Het begrip “handelingen met rechtsgevolgen” omvat tevens handelingen die rechtsgevolgen hebben uit hoofde van de op het betrokken lichaam toepasselijke volkenrechtelijke bepalingen. Onder dit begrip vallen tevens instrumenten die volkenrechtelijk niet bindend zijn, maar die “beslissende invloed [kunnen hebben] op de inhoud van de regelgeving die de wetgever van de Unie vaststelt”3.
4.1.2. Toepassing op het onderhavige geval
Het Gemengd Comité van de EER is een lichaam dat is opgericht krachtens een overeenkomst, namelijk de EER-Overeenkomst. De door het Gemengd Comité van de EER vast te stellen handeling is een handeling met rechtsgevolgen. De beoogde handeling zal overeenkomstig de artikelen 103 en 104 van de EER-Overeenkomst volkenrechtelijk bindend zijn.
De beoogde handeling strekt niet tot aanvulling of wijziging van het institutionele kader van de EER-Overeenkomst.
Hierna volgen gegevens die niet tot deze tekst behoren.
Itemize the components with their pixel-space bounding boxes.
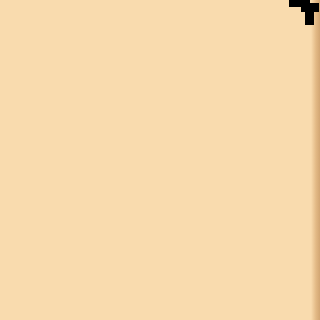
column-labels [0, 0, 298, 27]
row-labels [285, 21, 319, 320]
go-app-screen [0, 0, 320, 320]
go-board [0, 21, 298, 320]
app-logo-icon[interactable] [280, 0, 320, 30]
De procedurele rechtsgrondslag voor het voorgestelde besluit is derhalve artikel 218, lid 9, VWEU, in samenhang met artikel 1, lid 3, van Verordening (EG) nr. 2894/94 van de Raad houdende bepaalde wijzen van toepassing van de Overeenkomst betreffende de Europese Economische Ruimte.
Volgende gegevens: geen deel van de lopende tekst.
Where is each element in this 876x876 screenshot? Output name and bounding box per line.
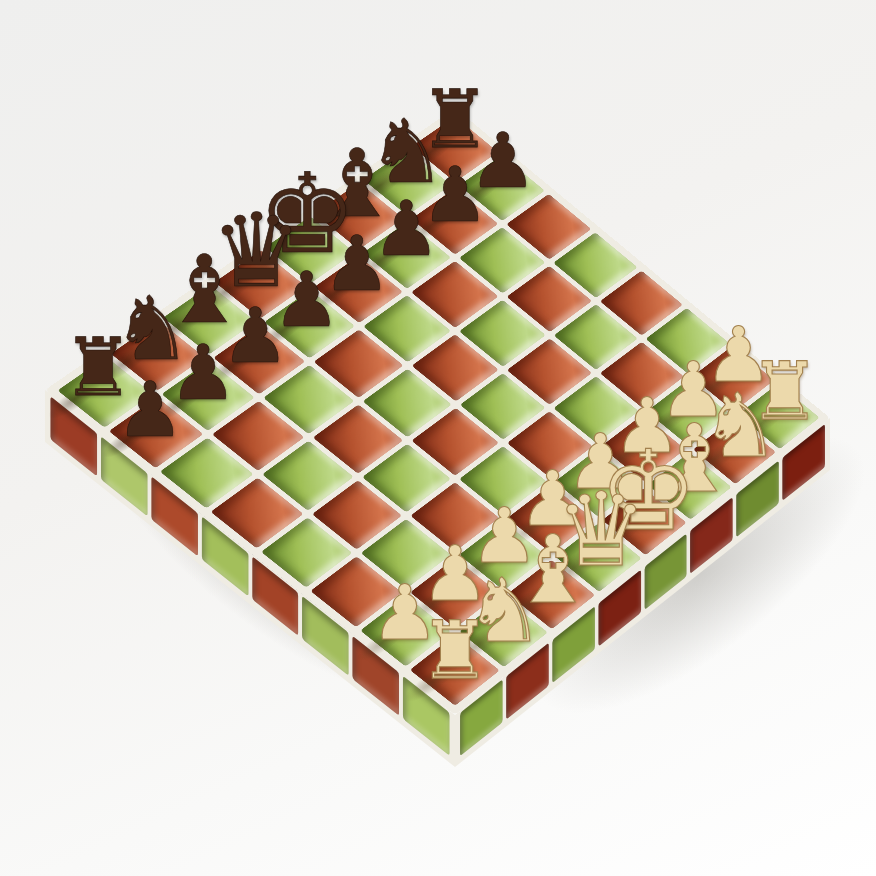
piece-black-pawn-a7[interactable]: ♟	[116, 372, 184, 448]
piece-white-rook-a1[interactable]: ♜	[419, 611, 491, 691]
black-pawn-glyph: ♟	[116, 372, 184, 448]
pieces-layer: ♜♞♟♝♟♚♟♛♟♝♟♞♟♟♜♟♟♜♟♟♞♟♝♟♚♟♛♟♝♟♞♜	[0, 0, 876, 876]
product-photo-stage: ♜♞♟♝♟♚♟♛♟♝♟♞♟♟♜♟♟♜♟♟♞♟♝♟♚♟♛♟♝♟♞♜	[0, 0, 876, 876]
white-rook-glyph: ♜	[419, 611, 491, 691]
4.2. Materiële rechtsgrondslag
4.2.1. Beginselen
De materiële rechtsgrondslag voor een overeenkomstig artikel 218, lid 9, VWEU, in samenhang met artikel 1, lid 3, van Verordening (EG) nr. 2894/94 van de Raad, vast te stellen besluit wordt in de eerste plaats bepaald door de materiële rechtsgrondslag van de in de EER-Overeenkomst op te nemen EU-rechtshandelingen.
Wanneer de beoogde handeling een tweeledige doelstelling heeft of bestaat uit twee componenten, waarvan er een kan worden gezien als hoofddoelstelling of hoofdcomponent, terwijl de andere doelstelling of de andere component slechts ondergeschikt is, moet het overeenkomstig artikel 218, lid 9, VWEU vast te stellen besluit op één materiële rechtsgrondslag worden gebaseerd, namelijk die welke vereist is voor de hoofddoelstelling of de hoofdcomponent dan wel de belangrijkste doelstelling of component.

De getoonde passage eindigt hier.